IMPORTANT: If you or a loved one were at Camp Lejeune before 1988, you may qualify for a cash settlement. Anyone exposed to contaminated water there for at least 30 days may qualify. Click here to fill out a survey and connect with legal help. Do it now.
Which Diseases or Health Effects Are People Reporting After Exposure to Camp Lejeune Water Contamination?
The ATSDR identified diseases or health effects where there is sufficient evidence for causation in people exposed to the same chemicals responsible for the Camp Lejeune water contamination. These are:
The agency also identified health effects without sufficient evidence to conclude that a causal relationship exists. Put another way, there is enough research to support a link between the health effect and the exposure. But there is not enough research to definitively conclude that exposure causes the health effect. However, more research is currently underway. These health effects are:
- Multiple myeloma
- End-stage renal disease (i.e., kidney failure)
- Parkinson’s disease
Some other health effects are linked to TCE, PCE, benzene, and/or vinyl chloride exposure in populations other than those at Camp Lejeune. These health effects appeared in individuals who worked with and/or drank water contaminated with these chemicals. These health problems include:
- Choanal atresia (i.e., nasal passages blocked with either bone or tissue)
- Eye defects
- Low birth weight
- Fetal death
- Major malformations
- Neural tube defects
- Oral cleft defects (including cleft lip)
- Babies born small for their gestational age
- Breast cancer
- Cervical cancer
- Esophageal cancer
- Lung cancer
- Hodgkin’s disease
- Ovarian cancer
- Prostate cancer
- Rectal cancer
- Impaired immune system function
- Neurological effects (i.e., delayed reaction times, problems with short-term memory, visual perception, attention, and color vision)
- Neurobehavioral performance deficits (i.e., delayed recall and deficits in visual perception), decreased blink reflex, and mood effects (i.e., confusion, depression and tension)
- Severe, generalized hypersensitivity skin disorder (which is an autoimmune-related disease)
You May Qualify for Compensation
If you or a loved one spent 30 days or longer at Camp Lejeune before December 31, 1987, you may qualify for financial compensation.
You have no more than two years to file. Click and then complete the form at the link above to see if you may qualify. Act soon so you can get a cash settlement for your life-threatening contaminated water injuries before it is too late.
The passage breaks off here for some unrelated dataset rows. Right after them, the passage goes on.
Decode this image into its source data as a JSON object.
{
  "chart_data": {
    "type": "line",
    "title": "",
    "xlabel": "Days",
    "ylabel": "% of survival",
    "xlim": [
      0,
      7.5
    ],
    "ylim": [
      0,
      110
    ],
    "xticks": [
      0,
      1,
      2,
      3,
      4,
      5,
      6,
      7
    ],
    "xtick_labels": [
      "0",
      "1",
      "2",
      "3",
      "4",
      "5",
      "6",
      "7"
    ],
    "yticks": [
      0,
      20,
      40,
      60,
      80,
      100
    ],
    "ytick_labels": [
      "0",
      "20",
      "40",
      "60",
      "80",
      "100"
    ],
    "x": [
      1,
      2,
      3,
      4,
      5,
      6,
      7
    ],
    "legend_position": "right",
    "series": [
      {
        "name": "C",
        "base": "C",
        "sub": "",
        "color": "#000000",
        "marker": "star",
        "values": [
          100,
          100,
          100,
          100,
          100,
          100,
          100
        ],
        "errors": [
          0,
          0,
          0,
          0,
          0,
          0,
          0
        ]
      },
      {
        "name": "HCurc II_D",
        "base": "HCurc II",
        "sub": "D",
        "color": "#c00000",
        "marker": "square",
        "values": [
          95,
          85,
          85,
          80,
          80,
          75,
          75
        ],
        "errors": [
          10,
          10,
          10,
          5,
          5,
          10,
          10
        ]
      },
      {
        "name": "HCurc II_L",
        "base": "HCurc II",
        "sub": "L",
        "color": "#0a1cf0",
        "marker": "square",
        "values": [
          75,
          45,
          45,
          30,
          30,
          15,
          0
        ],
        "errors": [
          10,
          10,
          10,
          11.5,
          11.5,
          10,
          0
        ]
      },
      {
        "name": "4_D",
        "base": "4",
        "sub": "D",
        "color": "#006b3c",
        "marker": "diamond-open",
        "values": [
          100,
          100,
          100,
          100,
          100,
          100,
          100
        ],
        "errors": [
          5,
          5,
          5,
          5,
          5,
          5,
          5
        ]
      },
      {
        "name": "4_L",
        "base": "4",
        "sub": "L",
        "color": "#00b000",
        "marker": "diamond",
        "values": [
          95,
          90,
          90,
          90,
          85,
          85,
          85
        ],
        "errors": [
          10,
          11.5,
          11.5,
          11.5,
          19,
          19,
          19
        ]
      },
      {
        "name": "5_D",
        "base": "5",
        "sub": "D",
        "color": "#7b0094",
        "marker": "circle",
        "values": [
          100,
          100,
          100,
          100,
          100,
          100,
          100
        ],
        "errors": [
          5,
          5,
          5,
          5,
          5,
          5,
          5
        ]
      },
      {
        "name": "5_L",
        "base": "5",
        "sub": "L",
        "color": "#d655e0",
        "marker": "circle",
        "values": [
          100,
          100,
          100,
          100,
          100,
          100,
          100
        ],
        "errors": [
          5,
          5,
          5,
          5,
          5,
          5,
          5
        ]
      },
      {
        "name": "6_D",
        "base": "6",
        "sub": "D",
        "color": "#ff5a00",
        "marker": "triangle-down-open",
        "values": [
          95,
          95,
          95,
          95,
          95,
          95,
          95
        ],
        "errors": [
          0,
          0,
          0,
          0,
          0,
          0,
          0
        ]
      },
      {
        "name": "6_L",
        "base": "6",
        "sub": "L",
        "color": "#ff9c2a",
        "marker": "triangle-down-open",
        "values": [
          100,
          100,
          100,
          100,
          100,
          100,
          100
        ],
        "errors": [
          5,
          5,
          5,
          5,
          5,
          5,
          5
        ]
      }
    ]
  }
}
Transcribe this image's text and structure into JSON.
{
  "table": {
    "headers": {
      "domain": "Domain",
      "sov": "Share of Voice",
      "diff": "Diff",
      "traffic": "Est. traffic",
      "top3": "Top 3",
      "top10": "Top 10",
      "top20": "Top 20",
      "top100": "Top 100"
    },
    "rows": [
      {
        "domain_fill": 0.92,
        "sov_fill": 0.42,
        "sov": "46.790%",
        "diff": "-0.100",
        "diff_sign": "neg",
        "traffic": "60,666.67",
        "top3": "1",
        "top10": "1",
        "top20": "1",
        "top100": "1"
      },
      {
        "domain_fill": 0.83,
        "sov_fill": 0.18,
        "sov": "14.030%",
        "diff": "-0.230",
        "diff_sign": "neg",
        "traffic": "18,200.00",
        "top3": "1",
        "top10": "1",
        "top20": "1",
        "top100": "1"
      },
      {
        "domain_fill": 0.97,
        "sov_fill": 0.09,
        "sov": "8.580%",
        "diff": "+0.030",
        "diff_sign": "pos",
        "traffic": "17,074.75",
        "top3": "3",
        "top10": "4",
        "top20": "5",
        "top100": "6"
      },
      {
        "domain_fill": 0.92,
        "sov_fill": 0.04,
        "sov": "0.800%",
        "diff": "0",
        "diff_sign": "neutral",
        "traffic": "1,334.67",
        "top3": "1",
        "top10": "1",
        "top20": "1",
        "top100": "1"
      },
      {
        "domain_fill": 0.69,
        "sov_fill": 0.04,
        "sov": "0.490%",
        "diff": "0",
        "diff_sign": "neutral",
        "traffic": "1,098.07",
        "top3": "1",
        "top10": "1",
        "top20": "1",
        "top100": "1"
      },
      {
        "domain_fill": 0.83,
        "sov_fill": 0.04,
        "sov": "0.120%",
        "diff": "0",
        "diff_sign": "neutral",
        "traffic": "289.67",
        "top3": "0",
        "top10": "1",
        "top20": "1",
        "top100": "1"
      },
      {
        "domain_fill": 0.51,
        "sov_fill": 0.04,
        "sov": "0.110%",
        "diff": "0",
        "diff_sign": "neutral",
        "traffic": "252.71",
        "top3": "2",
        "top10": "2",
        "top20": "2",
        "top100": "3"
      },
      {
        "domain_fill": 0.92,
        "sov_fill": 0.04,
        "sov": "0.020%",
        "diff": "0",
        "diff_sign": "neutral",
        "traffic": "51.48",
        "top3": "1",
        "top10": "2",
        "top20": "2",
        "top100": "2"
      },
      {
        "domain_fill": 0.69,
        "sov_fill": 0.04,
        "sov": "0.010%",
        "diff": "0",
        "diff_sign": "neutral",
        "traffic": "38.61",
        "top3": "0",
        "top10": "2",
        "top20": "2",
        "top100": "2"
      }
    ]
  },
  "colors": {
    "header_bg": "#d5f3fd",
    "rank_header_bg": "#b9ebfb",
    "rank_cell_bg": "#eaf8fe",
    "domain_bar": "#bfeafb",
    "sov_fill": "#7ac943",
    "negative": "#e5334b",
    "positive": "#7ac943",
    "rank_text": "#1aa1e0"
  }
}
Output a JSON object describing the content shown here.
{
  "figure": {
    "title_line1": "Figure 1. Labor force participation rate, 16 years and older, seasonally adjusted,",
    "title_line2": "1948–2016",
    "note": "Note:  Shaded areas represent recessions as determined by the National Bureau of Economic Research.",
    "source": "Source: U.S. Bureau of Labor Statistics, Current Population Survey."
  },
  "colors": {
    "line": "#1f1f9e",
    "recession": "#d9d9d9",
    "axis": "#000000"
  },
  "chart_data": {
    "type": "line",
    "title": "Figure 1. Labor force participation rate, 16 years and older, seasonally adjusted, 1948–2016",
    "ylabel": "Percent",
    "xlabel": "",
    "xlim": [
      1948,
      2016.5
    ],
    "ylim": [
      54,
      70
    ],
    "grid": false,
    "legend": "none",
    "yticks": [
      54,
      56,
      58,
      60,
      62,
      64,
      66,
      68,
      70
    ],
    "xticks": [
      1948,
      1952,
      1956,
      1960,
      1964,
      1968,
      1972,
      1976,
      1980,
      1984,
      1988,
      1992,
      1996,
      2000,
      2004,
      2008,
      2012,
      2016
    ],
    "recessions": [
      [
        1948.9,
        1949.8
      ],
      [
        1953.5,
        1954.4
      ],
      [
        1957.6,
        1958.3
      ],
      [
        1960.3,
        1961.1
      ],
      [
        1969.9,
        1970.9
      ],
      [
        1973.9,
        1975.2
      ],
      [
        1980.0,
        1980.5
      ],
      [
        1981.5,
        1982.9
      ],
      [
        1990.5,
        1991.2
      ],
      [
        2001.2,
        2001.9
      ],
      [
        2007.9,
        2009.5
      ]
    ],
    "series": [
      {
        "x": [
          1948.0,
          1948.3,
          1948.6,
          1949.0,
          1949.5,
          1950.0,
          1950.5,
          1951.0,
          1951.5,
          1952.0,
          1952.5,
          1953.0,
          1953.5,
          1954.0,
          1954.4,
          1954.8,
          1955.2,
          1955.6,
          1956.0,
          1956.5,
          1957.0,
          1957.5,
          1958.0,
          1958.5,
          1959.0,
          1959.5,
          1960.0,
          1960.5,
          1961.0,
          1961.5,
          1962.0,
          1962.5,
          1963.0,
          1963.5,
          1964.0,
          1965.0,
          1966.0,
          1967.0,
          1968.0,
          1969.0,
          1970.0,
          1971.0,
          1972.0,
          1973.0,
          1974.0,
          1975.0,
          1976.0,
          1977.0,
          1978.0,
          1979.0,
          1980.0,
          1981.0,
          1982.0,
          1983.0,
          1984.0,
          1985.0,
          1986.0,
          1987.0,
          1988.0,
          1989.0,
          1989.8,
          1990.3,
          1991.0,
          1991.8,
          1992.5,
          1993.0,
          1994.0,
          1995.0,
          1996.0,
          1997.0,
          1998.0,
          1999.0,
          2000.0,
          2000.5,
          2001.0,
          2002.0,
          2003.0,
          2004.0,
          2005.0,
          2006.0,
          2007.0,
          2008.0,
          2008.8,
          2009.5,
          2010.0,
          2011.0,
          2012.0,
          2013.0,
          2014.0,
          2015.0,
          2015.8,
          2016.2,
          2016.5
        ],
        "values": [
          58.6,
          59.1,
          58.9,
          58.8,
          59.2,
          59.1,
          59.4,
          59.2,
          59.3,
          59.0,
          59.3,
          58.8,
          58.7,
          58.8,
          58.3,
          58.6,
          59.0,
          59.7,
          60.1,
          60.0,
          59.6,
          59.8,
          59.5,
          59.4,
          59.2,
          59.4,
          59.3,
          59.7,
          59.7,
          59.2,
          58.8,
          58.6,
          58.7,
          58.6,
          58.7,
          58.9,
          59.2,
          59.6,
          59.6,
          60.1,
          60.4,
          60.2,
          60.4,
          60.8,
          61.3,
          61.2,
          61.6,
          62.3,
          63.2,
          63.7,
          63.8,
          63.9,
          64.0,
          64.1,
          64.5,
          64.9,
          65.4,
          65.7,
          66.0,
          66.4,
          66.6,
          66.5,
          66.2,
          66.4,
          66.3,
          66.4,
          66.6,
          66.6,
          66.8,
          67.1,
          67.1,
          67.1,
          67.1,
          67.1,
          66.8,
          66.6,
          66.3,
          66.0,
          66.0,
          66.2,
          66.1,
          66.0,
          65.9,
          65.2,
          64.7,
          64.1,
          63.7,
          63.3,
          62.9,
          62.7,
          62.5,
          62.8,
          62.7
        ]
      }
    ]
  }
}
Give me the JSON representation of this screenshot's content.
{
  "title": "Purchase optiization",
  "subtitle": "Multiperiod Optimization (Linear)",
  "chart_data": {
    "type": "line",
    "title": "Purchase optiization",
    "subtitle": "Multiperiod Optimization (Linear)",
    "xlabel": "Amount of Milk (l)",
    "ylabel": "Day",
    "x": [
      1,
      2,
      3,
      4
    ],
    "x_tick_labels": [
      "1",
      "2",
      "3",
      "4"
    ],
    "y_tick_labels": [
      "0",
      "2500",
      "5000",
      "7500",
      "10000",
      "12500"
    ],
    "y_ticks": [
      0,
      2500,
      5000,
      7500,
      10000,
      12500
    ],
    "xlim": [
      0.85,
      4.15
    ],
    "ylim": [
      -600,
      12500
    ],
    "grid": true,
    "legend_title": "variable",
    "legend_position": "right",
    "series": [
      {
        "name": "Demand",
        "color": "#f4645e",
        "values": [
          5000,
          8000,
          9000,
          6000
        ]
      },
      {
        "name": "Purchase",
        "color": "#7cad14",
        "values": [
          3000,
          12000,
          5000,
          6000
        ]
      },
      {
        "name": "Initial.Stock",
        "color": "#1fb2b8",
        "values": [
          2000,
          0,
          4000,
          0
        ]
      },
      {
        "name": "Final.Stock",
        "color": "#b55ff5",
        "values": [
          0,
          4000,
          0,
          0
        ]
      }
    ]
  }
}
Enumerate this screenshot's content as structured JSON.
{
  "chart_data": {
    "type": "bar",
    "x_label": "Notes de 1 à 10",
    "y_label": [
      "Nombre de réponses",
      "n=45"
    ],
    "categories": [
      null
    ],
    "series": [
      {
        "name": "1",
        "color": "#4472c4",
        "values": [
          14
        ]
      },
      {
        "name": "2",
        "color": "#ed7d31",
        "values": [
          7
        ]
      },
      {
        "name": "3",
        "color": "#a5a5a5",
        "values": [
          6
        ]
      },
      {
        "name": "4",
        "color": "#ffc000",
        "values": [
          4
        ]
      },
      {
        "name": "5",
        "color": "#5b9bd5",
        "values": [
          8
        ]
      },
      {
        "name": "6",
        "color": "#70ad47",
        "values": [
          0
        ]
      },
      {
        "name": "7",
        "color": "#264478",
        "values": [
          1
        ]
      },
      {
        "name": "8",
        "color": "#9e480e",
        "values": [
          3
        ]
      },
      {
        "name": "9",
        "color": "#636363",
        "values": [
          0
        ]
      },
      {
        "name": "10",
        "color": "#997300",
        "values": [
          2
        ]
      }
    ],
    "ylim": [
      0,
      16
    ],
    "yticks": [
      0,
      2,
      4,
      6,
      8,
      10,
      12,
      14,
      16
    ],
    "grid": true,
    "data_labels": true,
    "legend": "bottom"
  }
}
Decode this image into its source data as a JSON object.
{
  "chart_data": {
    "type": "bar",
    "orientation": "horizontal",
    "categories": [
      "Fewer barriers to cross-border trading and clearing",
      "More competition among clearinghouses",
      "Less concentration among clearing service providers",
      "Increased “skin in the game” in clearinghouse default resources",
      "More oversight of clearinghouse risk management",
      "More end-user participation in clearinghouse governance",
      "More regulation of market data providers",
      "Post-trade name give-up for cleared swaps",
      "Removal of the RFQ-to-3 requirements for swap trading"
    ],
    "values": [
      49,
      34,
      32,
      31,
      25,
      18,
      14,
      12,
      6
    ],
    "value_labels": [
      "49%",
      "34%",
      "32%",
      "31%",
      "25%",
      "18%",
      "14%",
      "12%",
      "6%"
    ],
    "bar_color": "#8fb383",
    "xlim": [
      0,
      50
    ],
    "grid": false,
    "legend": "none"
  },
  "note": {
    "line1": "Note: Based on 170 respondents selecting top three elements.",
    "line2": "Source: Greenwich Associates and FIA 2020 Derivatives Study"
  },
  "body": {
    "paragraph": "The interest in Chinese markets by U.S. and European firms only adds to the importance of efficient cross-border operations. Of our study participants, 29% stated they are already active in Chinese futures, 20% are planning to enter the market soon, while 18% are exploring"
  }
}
Want to speak with someone right now about your claim? Call 24/7 to speak with an expert and see if you may qualify: 1-866-904-5812.
Laura Schaefer is the author of The Teashop Girls, The Secret Ingredient, and Littler Women: A Modern Retelling. She is also an active co-author or ghostwriter of several nonfiction books on personal and business development. Laura currently lives in Windermere, Florida with her husband and daughter and works with clients all over the world. Visit her online at lauraschaeferwriter.com and linkedin.com.